The role of PCSOs will be reviewed and policing is likely to become more of a rapid response service.
Mr Clark-Lowes described cuts to policing as a “disaster” and said: “We need bobbies on the beat.”
There were 30 late night bars and restaurants in the North Laine conservation area in 2003, now there are 70 due to late licensing, in spite of the area being designated a cumulative impact zone. This means there is a concentration of licensed premises.
Police also gave the LATs crime figures for the area. It is a LAT priority to reduce late night noise in the North Laine area of central Brighton.
Deputy Chief Constable Olivia Pinkney said: “We are aware of the debate around budget cuts. This area is still evolving under our local policing plan.

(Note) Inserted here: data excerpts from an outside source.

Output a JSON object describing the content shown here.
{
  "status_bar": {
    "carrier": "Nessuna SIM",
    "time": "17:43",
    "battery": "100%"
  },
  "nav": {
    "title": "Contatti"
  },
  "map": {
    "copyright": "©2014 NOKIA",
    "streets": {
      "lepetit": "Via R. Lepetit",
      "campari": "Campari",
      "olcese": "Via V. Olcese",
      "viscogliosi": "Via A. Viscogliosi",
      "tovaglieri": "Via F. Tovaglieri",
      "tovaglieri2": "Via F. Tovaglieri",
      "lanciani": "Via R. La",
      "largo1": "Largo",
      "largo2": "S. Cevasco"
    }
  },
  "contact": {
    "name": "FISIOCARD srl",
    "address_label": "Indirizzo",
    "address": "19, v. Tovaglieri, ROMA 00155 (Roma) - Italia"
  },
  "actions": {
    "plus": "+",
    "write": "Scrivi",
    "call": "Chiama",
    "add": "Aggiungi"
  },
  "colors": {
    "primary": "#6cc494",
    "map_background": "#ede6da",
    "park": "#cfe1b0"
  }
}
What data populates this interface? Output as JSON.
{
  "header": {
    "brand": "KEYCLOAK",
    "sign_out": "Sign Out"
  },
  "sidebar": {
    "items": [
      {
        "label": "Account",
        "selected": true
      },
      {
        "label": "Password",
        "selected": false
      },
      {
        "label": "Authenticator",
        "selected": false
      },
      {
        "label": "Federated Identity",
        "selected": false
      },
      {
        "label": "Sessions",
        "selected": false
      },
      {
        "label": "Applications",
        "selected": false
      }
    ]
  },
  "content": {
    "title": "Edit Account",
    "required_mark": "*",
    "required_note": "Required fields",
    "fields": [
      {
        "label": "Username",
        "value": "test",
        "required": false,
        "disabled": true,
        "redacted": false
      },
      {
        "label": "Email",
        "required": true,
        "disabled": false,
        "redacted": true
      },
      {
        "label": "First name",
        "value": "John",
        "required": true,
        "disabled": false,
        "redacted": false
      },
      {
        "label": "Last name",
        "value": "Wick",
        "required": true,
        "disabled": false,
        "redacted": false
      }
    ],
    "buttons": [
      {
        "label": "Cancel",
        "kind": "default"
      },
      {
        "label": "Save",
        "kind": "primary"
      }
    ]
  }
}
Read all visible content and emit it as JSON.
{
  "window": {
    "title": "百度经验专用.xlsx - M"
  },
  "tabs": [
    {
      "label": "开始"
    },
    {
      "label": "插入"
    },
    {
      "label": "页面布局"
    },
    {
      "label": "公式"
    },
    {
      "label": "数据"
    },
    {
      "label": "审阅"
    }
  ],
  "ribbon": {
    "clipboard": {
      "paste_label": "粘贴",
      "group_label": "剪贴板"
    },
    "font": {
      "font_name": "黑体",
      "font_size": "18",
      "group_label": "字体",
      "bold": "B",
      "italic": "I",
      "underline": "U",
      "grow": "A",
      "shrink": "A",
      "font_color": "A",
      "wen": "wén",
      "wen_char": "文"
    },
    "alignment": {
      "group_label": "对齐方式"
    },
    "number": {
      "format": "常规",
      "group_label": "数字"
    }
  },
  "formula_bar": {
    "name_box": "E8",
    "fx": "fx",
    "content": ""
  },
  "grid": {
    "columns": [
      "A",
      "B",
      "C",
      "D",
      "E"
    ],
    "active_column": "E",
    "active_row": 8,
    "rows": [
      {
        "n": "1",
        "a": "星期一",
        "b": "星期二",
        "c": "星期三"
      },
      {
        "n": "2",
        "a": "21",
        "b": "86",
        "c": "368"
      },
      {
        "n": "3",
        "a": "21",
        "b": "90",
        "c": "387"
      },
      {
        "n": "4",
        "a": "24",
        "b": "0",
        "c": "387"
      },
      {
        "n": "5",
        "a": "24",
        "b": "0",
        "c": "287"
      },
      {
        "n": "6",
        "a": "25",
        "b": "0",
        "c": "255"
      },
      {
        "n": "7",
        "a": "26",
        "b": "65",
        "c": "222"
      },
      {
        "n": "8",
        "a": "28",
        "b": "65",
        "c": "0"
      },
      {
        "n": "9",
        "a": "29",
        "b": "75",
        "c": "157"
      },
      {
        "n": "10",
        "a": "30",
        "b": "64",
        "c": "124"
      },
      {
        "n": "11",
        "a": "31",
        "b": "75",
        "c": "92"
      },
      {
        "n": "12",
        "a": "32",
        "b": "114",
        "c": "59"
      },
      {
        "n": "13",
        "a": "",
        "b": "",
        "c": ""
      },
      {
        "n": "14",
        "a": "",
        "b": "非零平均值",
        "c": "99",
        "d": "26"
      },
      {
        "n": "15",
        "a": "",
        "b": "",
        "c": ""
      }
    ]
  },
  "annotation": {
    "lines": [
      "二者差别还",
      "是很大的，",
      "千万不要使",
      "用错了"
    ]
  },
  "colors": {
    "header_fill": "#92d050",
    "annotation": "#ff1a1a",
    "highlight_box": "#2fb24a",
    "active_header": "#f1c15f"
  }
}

“Public safety is still our absolute priority. Sussex Police is a 24/7 emergency service which will always focus on the needs of those who are most vulnerable. As such we have protected our response teams so that you can be assured that in times of need we will be there.
“Key to our success in building our capability to detect and prevent crime is by working even closer with the community and partners. The community can be assured that we will very much retain a presence in their areas.
“Our prevention, response and investigation teams will all be active within neighbourhoods across Sussex and there will be a named officer for every ward, local problem solving teams and partnership working.
“We have adapted to how people prefer to contact us and will be expanding opportunities for them to report crime and find out information online.
“Key to the success of our model is reducing the demand on officers on a day-to-day basis so that we can continue to deliver core policing.
“It is also essential that we build understanding with the public and our partners, so that they know what they can expect from us and the part they need to play in ensuring its success.”
The policing plan is still evolving, areas for consideration include:
- A review of the role of PCSOs, who will be equipped with a wider range of skills and become more flexible so that they can focus on those most in need.
- Prevention teams who will provide problem solving and enforcement locally, with partners and encouraging communities towards self-help.
- There will be a named individual for every location and a dedicated presence in more vulnerable areas. Enforcement will be enhanced by local support teams.
- Constable numbers in police response teams remain unchanged and they won’t be constrained by organisational boundaries. The most appropriate officers will respond to those most in need. Proactive, intelligence-led patrols, enabled by new technology, will give more purpose.
- More seamless liaison between custody and response officers, will speed up the process and free constables to return to the streets after they have taken someone into custody.